研究実績の概要 |
The purpose of this research is to apply voice conversion (VC) to realize an interactive speech production paradigm for real-world applications, with the help of multimodal signals and real-time processing techniques. In the third year, we focused on both improving fundamental VC techniques and real-time processing techniques, with particular focuses on three aspects. (1)We organized the singing voice conversion challenge 2023, a challenge that focused on improving and promoting the task of singing voice conversion, a special application of VC. We co-organized the challenge with Tencent AI Lab, China and CMU, USA, and held a special session at ASRU 2023, a flagship conference in speech processing. (2)We launched the VoiceMOS Challenge 2023, the second edition of a scientific event that encouraged research in the area of automatic prediction of Mean Opinion Scores (MOS) for synthesized speech. This year the focus was on a real-world, zero-shot setting, and the challenge attracted 10 teams from academia and industry.

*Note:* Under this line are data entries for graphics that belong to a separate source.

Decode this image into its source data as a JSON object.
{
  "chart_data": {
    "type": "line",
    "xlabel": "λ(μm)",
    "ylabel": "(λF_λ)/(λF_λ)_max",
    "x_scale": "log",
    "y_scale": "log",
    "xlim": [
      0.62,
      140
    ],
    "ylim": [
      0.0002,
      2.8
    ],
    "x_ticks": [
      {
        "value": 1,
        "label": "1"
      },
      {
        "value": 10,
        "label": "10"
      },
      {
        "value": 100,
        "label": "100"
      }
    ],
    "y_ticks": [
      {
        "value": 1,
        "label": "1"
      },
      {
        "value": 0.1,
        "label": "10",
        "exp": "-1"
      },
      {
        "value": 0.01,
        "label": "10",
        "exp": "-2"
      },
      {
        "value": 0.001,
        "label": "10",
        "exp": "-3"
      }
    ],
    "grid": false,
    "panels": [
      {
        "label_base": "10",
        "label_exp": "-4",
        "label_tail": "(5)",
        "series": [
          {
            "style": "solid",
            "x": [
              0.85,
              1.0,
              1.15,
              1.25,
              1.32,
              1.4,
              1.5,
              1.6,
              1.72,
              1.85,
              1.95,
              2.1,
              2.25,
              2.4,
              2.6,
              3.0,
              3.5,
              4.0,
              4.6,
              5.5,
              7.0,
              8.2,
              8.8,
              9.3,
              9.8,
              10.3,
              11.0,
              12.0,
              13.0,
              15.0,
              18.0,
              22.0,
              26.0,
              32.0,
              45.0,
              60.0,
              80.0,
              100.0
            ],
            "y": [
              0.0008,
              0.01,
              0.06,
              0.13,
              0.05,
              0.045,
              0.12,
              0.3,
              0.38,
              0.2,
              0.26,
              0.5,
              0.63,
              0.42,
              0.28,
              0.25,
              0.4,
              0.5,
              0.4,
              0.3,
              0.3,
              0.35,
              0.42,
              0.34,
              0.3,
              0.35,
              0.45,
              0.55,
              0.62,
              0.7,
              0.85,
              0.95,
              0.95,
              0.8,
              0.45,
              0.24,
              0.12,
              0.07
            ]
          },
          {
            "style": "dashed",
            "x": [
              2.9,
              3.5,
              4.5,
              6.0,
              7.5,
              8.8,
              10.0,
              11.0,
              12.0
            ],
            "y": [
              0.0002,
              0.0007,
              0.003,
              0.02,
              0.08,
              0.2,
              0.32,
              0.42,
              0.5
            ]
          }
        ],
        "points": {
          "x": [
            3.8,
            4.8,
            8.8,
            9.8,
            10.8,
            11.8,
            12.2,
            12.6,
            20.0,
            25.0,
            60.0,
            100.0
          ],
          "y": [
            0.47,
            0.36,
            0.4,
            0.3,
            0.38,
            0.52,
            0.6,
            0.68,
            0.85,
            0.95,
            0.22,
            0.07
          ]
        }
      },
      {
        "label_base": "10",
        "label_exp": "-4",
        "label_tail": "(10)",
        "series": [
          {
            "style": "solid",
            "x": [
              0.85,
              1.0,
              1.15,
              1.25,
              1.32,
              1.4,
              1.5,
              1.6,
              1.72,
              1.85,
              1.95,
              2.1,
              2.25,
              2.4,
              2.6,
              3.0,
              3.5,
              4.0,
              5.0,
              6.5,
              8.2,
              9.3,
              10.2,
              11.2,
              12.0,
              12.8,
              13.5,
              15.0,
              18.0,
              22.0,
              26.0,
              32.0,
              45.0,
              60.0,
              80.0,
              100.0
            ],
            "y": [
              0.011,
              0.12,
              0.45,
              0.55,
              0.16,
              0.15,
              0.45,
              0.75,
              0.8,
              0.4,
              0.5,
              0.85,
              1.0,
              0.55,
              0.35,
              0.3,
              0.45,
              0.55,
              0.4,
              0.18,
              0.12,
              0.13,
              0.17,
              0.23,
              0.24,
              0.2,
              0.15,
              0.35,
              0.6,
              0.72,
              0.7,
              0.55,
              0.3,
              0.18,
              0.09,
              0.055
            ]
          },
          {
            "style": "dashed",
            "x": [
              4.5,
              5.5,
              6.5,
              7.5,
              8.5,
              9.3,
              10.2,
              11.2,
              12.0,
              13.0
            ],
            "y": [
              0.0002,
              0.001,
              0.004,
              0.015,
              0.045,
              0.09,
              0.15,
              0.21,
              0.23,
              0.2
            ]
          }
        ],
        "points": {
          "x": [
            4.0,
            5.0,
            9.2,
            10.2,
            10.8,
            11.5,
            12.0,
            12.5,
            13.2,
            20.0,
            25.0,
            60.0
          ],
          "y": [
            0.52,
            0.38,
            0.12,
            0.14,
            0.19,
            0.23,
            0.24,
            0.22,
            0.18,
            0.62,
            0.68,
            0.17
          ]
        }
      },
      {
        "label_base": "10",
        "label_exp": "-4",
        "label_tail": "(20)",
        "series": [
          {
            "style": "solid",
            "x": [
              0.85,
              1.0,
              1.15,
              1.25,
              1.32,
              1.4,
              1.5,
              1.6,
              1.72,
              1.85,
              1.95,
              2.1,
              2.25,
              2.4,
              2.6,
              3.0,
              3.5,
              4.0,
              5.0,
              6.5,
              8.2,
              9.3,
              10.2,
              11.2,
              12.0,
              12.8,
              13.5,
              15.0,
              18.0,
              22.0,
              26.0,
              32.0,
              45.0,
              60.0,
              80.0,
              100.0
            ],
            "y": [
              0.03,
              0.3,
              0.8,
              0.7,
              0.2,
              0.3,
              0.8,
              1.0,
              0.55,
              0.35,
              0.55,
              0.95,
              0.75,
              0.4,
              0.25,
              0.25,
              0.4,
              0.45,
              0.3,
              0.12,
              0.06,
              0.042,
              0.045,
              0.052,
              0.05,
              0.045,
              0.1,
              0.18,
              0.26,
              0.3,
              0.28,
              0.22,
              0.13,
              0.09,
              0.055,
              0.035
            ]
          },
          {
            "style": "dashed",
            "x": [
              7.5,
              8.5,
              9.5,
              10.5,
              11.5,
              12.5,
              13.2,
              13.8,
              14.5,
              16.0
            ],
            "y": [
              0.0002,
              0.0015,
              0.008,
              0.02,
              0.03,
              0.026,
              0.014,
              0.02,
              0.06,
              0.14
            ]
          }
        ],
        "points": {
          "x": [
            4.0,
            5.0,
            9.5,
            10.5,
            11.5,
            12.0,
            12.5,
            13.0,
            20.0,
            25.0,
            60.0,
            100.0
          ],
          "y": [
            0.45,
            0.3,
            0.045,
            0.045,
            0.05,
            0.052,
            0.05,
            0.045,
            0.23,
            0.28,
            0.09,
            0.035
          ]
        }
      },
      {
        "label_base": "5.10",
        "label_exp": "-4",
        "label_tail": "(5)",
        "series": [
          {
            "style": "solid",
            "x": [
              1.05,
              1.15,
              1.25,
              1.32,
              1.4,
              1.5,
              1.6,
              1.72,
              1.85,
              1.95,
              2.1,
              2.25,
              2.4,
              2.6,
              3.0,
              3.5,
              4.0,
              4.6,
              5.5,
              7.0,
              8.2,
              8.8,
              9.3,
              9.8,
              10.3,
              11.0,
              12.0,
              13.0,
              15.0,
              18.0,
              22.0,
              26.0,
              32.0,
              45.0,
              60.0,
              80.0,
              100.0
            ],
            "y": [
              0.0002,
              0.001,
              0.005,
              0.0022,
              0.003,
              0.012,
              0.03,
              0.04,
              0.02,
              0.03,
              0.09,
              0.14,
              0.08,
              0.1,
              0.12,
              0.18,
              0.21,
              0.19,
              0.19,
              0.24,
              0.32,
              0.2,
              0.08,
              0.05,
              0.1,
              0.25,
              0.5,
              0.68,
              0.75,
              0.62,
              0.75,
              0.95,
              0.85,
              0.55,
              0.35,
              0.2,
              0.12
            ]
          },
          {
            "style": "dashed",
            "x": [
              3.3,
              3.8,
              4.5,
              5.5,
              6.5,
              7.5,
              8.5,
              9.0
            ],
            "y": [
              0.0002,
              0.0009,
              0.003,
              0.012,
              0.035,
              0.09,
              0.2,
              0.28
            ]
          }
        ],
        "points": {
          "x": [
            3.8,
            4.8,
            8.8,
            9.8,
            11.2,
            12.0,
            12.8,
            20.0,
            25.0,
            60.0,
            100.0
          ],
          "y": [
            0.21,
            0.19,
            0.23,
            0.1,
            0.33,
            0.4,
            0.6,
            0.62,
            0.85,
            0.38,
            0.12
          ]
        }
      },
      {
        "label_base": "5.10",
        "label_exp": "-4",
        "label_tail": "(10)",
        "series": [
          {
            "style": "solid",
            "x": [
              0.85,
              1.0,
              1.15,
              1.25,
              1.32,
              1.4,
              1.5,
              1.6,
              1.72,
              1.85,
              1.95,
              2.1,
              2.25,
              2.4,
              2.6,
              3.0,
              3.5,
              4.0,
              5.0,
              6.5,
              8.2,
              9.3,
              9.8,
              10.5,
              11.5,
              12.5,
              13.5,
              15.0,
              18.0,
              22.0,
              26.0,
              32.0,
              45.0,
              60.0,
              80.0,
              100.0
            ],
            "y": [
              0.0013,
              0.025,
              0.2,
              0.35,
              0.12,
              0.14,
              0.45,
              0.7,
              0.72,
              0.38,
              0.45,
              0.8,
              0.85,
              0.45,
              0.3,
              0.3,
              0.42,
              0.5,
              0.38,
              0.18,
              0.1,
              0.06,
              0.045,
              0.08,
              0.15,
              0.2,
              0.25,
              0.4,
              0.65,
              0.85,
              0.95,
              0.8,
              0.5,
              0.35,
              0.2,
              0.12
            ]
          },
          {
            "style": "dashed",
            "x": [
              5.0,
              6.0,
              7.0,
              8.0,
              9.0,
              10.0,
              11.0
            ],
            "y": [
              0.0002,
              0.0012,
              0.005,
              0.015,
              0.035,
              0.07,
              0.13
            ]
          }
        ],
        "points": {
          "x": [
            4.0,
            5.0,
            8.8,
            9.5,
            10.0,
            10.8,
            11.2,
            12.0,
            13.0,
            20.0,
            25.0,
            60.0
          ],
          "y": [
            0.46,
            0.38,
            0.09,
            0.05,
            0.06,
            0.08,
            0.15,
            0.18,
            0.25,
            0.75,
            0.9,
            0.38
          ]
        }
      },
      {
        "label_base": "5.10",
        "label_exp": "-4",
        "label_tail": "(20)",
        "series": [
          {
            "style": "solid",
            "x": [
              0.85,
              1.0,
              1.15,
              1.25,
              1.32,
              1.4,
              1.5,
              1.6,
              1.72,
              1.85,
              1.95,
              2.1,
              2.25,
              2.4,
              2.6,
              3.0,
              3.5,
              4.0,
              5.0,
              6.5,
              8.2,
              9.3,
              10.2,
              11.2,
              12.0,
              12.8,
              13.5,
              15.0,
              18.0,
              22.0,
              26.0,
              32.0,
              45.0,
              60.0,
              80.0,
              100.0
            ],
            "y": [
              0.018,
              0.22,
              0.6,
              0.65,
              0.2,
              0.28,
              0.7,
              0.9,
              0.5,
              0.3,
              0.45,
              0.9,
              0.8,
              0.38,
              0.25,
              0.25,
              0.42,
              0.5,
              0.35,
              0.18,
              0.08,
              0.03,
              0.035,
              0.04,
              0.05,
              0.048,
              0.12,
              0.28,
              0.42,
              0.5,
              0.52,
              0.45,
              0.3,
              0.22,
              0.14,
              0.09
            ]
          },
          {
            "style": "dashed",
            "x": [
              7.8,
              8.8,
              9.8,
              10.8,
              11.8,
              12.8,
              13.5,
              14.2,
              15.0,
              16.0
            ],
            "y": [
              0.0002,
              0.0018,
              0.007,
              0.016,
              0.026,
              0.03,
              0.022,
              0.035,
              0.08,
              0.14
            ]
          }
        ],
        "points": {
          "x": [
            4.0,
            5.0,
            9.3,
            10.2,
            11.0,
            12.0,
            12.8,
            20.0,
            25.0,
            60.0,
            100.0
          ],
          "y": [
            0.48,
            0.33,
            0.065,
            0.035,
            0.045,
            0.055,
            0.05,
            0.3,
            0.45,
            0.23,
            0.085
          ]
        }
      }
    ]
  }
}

Again, we co-organized the challenge with NII, Japan and Academia Sinica, Taiwan, and held a special session also at ASRU 2023, a flagship conference in speech processing. (3)We proposed a sequence-to-sequence VC model that can be executed in real-time with a non-autoregressive architecture. Compared to previous works, the training pipeline is simplified, and its performance is robust against reduced training data, which is an important property for VC. The results were presented at ASJ2024, and we plan to submit a journal paper.
|